Id. at 118, 85 S.Ct. at 242-43. Applying this standard, courts tend to order such examinations where “(1) there is a separate tort claim for emotional distress, (2) the plaintiff alleges that he suffers from a severe ongoing mental injury or psychiatric disorder, (3) the plaintiff will offer expert testimony to support the claim, or (4) the plaintiff concedes his mental condition is in controversy.” Smith v. J.I. Case Corp., 163 F.R.D. 229, 230 (E.D.Pa. 1995) (citations omitted) (emphasis added).

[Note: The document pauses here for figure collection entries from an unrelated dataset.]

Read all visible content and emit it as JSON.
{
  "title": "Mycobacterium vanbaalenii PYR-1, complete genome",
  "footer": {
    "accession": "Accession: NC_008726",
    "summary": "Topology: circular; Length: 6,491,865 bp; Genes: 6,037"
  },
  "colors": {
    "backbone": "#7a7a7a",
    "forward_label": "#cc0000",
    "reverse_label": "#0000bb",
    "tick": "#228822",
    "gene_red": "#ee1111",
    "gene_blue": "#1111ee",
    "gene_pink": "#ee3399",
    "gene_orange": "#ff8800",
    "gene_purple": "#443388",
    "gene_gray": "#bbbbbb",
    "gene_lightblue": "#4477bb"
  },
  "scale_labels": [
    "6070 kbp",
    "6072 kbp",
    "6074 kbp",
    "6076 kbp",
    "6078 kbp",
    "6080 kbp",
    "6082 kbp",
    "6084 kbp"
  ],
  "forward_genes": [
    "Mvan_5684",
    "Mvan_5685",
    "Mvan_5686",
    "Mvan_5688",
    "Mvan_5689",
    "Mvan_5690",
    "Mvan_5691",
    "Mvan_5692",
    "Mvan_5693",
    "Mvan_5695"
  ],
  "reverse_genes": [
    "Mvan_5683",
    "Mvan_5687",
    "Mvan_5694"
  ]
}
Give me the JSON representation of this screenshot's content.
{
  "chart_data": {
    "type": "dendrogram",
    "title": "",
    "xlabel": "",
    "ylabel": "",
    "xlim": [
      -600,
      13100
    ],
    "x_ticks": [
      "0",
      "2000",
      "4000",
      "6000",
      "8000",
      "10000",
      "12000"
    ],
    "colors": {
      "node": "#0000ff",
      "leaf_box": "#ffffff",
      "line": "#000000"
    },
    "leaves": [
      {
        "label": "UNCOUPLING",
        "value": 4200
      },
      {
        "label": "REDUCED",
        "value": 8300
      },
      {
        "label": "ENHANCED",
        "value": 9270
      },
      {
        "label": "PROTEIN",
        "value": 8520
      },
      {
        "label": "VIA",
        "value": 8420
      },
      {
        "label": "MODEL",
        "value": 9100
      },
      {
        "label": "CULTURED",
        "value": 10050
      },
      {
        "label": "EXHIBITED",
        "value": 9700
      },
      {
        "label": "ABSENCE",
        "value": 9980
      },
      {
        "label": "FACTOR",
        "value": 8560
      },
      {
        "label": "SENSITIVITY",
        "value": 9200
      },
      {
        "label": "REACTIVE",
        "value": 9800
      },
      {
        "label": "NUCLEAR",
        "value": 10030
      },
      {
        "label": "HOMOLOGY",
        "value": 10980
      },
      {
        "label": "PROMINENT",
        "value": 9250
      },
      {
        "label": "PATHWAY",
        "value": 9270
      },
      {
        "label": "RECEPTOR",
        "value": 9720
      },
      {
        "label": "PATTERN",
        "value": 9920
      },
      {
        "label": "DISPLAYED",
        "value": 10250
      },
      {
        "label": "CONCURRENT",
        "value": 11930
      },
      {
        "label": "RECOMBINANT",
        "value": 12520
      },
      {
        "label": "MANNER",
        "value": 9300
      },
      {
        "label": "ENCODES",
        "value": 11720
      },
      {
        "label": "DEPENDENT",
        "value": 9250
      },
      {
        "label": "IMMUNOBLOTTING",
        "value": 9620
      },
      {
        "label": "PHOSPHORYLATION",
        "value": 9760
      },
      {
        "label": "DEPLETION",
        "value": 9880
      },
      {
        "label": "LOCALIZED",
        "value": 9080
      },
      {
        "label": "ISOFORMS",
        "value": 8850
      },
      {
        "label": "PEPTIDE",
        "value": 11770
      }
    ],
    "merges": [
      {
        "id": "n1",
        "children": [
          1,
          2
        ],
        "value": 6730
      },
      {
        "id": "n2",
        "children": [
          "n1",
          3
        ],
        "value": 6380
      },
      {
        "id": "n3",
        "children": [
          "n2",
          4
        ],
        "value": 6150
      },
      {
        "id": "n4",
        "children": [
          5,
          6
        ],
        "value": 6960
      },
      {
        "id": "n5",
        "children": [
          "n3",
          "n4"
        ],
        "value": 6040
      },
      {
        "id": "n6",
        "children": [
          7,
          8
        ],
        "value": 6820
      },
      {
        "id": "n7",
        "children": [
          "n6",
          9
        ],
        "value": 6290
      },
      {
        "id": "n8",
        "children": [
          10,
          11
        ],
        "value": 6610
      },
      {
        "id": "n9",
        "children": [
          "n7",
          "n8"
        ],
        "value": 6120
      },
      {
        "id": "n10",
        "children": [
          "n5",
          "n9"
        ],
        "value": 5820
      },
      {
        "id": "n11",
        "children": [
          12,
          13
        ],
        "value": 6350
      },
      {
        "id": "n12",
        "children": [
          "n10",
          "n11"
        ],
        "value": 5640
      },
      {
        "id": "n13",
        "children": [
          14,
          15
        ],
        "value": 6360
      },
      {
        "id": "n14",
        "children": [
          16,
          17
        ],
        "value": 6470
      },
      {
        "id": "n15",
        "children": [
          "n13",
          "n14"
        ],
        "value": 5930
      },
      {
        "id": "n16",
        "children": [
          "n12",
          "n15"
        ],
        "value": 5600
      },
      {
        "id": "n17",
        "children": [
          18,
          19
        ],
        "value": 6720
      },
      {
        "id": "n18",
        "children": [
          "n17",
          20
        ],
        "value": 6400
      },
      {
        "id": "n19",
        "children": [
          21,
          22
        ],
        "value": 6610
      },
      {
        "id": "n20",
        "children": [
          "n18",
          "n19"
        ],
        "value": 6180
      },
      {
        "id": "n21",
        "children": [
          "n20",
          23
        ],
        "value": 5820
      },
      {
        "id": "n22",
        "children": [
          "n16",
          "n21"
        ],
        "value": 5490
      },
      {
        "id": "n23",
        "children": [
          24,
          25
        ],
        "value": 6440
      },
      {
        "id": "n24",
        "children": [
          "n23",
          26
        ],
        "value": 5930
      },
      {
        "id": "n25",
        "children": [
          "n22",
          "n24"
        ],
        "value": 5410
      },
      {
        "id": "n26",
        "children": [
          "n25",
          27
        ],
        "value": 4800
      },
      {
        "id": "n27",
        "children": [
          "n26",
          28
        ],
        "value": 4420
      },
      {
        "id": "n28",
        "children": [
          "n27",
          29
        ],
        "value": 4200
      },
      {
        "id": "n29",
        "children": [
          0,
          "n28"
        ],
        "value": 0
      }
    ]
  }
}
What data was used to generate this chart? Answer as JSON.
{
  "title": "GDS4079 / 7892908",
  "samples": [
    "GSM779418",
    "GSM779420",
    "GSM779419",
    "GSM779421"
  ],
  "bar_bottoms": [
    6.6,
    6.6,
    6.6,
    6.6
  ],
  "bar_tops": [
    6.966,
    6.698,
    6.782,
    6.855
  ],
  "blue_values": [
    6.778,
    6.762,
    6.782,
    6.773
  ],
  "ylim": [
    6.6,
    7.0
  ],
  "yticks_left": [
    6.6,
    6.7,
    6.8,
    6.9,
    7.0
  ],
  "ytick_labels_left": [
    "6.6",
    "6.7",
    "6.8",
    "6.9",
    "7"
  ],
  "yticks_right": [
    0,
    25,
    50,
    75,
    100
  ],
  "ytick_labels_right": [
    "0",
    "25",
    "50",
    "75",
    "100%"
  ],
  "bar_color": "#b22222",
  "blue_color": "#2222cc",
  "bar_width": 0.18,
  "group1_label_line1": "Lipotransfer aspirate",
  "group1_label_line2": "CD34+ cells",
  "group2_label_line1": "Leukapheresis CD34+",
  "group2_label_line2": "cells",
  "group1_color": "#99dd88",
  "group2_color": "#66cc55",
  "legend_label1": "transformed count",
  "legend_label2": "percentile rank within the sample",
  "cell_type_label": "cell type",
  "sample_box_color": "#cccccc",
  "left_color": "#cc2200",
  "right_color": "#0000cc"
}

This case fits within the second category of cases to a limited extent. Plaintiffs current mental condition is “really and genuinely in controversy” in this action to the extent that Plaintiff alleges that her depression “has had a long-term impact on her mental state” within the meaning of 29 C.F.R. § 1630.2(j)(2). (Complaint 1154.) Though this is not an allegation of injury in the sense that Plaintiff claims any damages for the “impact,” cf. Duncan v. Upjohn Co., 155 F.R.D. 23 (D.Conn.1994); Tomlin v. Holecek, 150 F.R.D. 628 (D.Minn.1993), we agree with Defendant that Plaintiff has nonetheless placed her current psychiatric state in controversy with this allegation. Defendant has demonstrated good cause for ordering the examination as to this allegation because we agree that its expert must have “some limited opportunity” to examine Plaintiff to determine the nature and extent of this alleged long-term impact. (Def.’s Mem. at 9.) Generally, however, Plaintiffs Complaint concerns her mental state while she was employed by Defendant from 1991 to 1994 and refers to her alleged disability in the past tense. Moreover, Plaintiff has not asserted a separate claim for emotional distress. See Smith, 163 F.R.D. at 230. We therefore conclude that though Plaintiffs current mental state may well be relevant to this litigation, her current mental condition is “really and genuinely in controversy” only to the limited extent described above. Accordingly, we order Plaintiff pursuant to Rule 35(a) to submit to an independent psychiatric examination concerning only the alleged long-term impact of her depression on her current mental state.

. The Federal Rules of Evidence also provide that the federal law of privileges applies at all stages of the litigation. See Fed.R.Evid. 1101(c); Bayges, 144 F.R.D. at 271 and n. 2.